Pour étudier la mort au travail, deux articles ont été mobilisés. Le premier, « « À perpétuité ». Le choix de la dépendance pour finir sa vie professionnelle et terrestre (Provence, XVe-début du XVIe siècle) », est un article de Philippe Bernardi, un historien médiéviste spécialiste de l’histoire du bâtiment et du travail. Il l’étudie d’un point de vue social et économique, et se concentre sur les diverses relations entre les patrons et le quotidien des travailleurs. La question du travail jusqu’à la mort s’insère donc pleinement dans son champ d'étude. Il a soutenu sa thèse en 1990 « Métiers du bâtiment et techniques de construction à Aix-en-Provence à la fin de l'époque gothique : (1400-1550) » sous la direction de Gabrielle Demians d’Archimbaud.

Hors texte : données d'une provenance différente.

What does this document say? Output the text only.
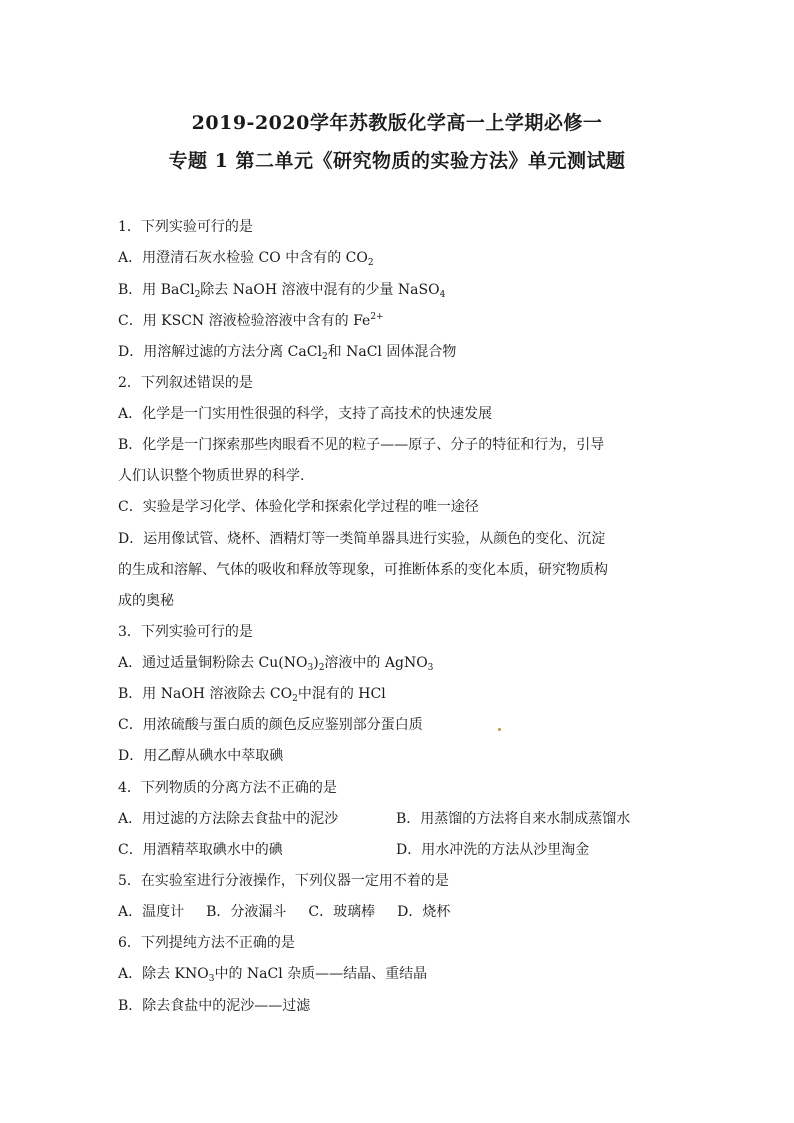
2019-2020学年苏教版化学高一上学期必修一
专题 1 第二单元《研究物质的实验方法》单元测试题
1．下列实验可行的是
A．用澄清石灰水检验 CO 中含有的 $CO_2$
B．用 BaCl$_2$除去 NaOH 溶液中混有的少量 NaSO$_4$
C．用 KSCN 溶液检验溶液中含有的 $Fe^{2+}$
D．用溶解过滤的方法分离 CaCl$_2$和 NaCl 固体混合物
2．下列叙述错误的是
A．化学是一门实用性很强的科学，支持了高技术的快速发展
B．化学是一门探索那些肉眼看不见的粒子——原子、分子的特征和行为，引导
人们认识整个物质世界的科学.
C．实验是学习化学、体验化学和探索化学过程的唯一途径
D．运用像试管、烧杯、酒精灯等一类简单器具进行实验，从颜色的变化、沉淀
的生成和溶解、气体的吸收和释放等现象，可推断体系的变化本质，研究物质构
成的奥秘
3．下列实验可行的是
A．通过适量铜粉除去 $Cu(NO_3)_2$溶液中的 AgNO$_3$
B．用 NaOH 溶液除去 $CO_2$中混有的 HCl
C．用浓硫酸与蛋白质的颜色反应鉴别部分蛋白质
D．用乙醇从碘水中萃取碘
4．下列物质的分离方法不正确的是
A．用过滤的方法除去食盐中的泥沙	B．用蒸馏的方法将自来水制成蒸馏水
C．用酒精萃取碘水中的碘	D．用水冲洗的方法从沙里淘金
5．在实验室进行分液操作，下列仪器一定用不着的是
A．温度计 B．分液漏斗 C．玻璃棒 D．烧杯
6．下列提纯方法不正确的是
A．除去 $KNO_3$中的 NaCl 杂质——结晶、重结晶
B．除去食盐中的泥沙——过滤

Le deuxième article, « Châteauroux 1900-1904. Les cigarières et le droit d’ancienneté », est écrit par Jean-Luc Labbé. Il est doctorant et étudie le mouvement ouvrier des départements ruraux. Il travaille principalement avec les archives départementales de l’Indre et du Cher et plus particulièrement celles concernant la CGT de Châteauroux et d’Issoudun. Il utilise aussi quelques archives nationales telles que des journaux, des discours des réglementations d’ateliers. Il travaille depuis 2020 sur sa thèse dirigée, à l’université de Limoges, par Clotilde Druelle-Korn et intitulée : « Les origines du mouvement ouvrier, syndical et politique, dans un département rural : L'Indre de 1880 à 1914 ».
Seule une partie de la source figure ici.